Dia awalnya tidak memiliki ekspektasi untuk bisa mendapatkan penghargaan tersebut. Namun, dia ternyata menjadi salah satu dari 60 peraih SIA 2022 tingkat provinsi bidang pendidikan.
Apresiasi tersebut menjadi penyulut semangatnya untuk memperjuangkan kesenian tradisional tetap lestari secara berkelanjutan meski dirinya tidak bisa lagi mengajar ke depannya.
Upaya itu dilakukannya dengan menerbitkan buku dan jurnal. Total terdapat delapan karya tulis yang dihasilkannya terkait musik perunggu, orkes gambus Lampung, dan gitar klasik Lampung. Lalu menciptakan belasan karya musik berupa lagu, aransemen, komposisi.

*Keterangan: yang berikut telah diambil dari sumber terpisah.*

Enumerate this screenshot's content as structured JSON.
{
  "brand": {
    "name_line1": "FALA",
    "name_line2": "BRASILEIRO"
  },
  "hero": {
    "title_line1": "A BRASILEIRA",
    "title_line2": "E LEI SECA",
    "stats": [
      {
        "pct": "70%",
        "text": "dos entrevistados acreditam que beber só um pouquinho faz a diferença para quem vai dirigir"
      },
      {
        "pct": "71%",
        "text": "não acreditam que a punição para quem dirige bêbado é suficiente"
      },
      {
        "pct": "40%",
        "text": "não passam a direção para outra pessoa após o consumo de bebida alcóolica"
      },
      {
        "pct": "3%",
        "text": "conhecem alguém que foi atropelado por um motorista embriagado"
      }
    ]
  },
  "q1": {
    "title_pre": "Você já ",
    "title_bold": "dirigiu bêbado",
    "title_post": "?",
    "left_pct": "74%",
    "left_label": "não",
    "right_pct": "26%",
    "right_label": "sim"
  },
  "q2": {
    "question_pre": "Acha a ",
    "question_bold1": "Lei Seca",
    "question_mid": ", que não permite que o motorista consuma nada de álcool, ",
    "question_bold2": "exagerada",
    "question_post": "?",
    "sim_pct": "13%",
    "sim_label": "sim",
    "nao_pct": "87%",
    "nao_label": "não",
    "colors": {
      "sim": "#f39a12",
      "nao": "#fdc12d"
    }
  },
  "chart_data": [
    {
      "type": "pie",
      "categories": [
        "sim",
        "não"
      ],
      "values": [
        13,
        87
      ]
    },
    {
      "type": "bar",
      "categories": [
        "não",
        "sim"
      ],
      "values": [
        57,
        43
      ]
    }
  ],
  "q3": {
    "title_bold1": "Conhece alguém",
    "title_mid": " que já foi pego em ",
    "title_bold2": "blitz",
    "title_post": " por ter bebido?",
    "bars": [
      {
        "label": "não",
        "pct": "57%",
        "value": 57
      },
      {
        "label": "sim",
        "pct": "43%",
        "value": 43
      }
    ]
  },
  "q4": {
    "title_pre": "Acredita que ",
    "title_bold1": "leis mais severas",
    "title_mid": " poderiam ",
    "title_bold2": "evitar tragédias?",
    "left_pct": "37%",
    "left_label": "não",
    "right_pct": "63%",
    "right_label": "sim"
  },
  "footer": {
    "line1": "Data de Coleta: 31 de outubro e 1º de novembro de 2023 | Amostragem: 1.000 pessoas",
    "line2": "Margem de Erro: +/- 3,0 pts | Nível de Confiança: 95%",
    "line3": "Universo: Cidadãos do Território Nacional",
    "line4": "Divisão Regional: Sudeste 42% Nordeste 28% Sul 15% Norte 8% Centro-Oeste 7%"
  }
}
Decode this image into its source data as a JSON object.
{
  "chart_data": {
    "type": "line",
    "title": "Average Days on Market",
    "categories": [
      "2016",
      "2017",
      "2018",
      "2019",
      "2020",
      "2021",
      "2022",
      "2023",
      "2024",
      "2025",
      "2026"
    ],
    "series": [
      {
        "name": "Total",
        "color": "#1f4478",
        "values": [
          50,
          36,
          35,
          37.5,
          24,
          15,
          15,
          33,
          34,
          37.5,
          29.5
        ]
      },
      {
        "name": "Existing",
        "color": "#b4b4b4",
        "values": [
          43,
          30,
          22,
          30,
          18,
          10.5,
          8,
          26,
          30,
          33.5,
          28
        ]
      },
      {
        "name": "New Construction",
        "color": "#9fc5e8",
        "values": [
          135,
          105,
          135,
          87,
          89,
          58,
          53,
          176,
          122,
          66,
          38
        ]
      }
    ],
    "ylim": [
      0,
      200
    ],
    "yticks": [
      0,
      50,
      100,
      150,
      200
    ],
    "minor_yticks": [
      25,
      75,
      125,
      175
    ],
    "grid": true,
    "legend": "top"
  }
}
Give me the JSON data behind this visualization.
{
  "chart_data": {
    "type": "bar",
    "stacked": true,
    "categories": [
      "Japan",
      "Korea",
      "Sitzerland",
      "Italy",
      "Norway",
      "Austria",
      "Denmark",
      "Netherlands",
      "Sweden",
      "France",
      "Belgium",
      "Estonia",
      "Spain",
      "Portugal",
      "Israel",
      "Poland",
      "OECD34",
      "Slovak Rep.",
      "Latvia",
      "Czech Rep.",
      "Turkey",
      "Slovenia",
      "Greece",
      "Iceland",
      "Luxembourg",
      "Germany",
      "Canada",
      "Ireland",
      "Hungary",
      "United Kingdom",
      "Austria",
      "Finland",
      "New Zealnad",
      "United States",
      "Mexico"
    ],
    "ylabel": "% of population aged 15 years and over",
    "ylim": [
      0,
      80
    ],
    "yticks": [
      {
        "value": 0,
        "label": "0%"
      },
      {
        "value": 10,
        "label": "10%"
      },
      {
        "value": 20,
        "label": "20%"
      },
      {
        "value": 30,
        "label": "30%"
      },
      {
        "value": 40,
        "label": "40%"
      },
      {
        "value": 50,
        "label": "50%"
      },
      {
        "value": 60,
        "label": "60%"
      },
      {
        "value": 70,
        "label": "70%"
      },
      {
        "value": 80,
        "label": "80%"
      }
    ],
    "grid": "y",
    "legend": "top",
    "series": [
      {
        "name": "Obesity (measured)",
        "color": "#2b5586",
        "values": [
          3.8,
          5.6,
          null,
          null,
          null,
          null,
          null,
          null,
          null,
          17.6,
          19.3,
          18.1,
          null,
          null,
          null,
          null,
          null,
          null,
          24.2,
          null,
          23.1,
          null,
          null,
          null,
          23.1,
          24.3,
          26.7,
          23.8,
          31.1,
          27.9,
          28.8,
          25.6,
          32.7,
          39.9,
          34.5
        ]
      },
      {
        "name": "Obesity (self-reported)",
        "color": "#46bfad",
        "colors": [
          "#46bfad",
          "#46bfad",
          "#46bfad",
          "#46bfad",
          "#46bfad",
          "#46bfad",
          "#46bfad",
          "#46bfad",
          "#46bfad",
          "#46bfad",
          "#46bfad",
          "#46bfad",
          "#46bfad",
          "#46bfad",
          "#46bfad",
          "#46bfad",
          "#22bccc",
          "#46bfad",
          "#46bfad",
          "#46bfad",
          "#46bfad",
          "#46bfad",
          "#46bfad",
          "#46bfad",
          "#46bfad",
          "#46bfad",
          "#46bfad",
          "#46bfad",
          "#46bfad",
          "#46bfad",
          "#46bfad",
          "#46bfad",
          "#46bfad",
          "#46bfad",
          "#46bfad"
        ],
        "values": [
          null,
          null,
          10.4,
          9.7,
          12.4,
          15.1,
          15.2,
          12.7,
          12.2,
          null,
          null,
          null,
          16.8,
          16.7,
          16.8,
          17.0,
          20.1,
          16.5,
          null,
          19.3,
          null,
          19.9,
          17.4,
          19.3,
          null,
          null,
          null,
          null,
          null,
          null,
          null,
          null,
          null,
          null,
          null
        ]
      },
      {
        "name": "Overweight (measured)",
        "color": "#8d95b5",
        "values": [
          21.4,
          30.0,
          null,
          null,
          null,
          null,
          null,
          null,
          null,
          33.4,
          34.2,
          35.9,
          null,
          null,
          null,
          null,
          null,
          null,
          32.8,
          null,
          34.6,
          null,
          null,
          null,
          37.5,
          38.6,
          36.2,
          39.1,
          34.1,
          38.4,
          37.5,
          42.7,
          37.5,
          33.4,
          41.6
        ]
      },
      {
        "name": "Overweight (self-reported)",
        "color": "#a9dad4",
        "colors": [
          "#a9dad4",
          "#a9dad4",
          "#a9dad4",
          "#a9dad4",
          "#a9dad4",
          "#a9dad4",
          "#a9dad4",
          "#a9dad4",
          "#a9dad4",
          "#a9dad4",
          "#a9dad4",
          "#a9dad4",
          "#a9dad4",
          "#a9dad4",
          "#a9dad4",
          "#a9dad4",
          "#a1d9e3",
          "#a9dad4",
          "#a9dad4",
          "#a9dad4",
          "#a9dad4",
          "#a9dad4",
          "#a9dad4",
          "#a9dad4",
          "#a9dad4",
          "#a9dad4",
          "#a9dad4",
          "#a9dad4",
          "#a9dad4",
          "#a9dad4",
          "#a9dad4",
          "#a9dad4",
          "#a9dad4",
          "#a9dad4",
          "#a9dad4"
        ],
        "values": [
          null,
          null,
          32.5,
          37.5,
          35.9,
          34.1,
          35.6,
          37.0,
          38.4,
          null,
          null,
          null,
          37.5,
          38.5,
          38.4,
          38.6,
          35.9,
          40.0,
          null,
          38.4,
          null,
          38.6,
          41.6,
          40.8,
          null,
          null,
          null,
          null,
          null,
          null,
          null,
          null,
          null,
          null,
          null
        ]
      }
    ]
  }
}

Selanjutnya, dia tengah berusaha membuat pola pembelajaran yang nyaman bagi masyarakat sehingga menjadi pijakan untuk mengembangkannya secara turun-temurun.
Kemudian memiliki semua alat musik Lampung yang diletakkan pada satu tempat khusus sehingga bisa dipakai masyarakat, baik lokal maupun luar Lampung untuk belajar.
Sebab, Barnawi ingin generasi muda lebih terbuka untuk mendalami musik tradisional, meski di tengah gempuran musik modern dan perkembangan teknologi. Sebab, warisan budaya yang kaya dan beragam akan berperan penting dalam kehidupan masyarakat Indonesia ke depannya.
“Generasi muda harus banyak membuat forum ilmiah, perkumpulan, atau komunitas untuk menghasilkan karya di bidang ini sehingga lebih sering digelar event musik tradisional,” kata dia.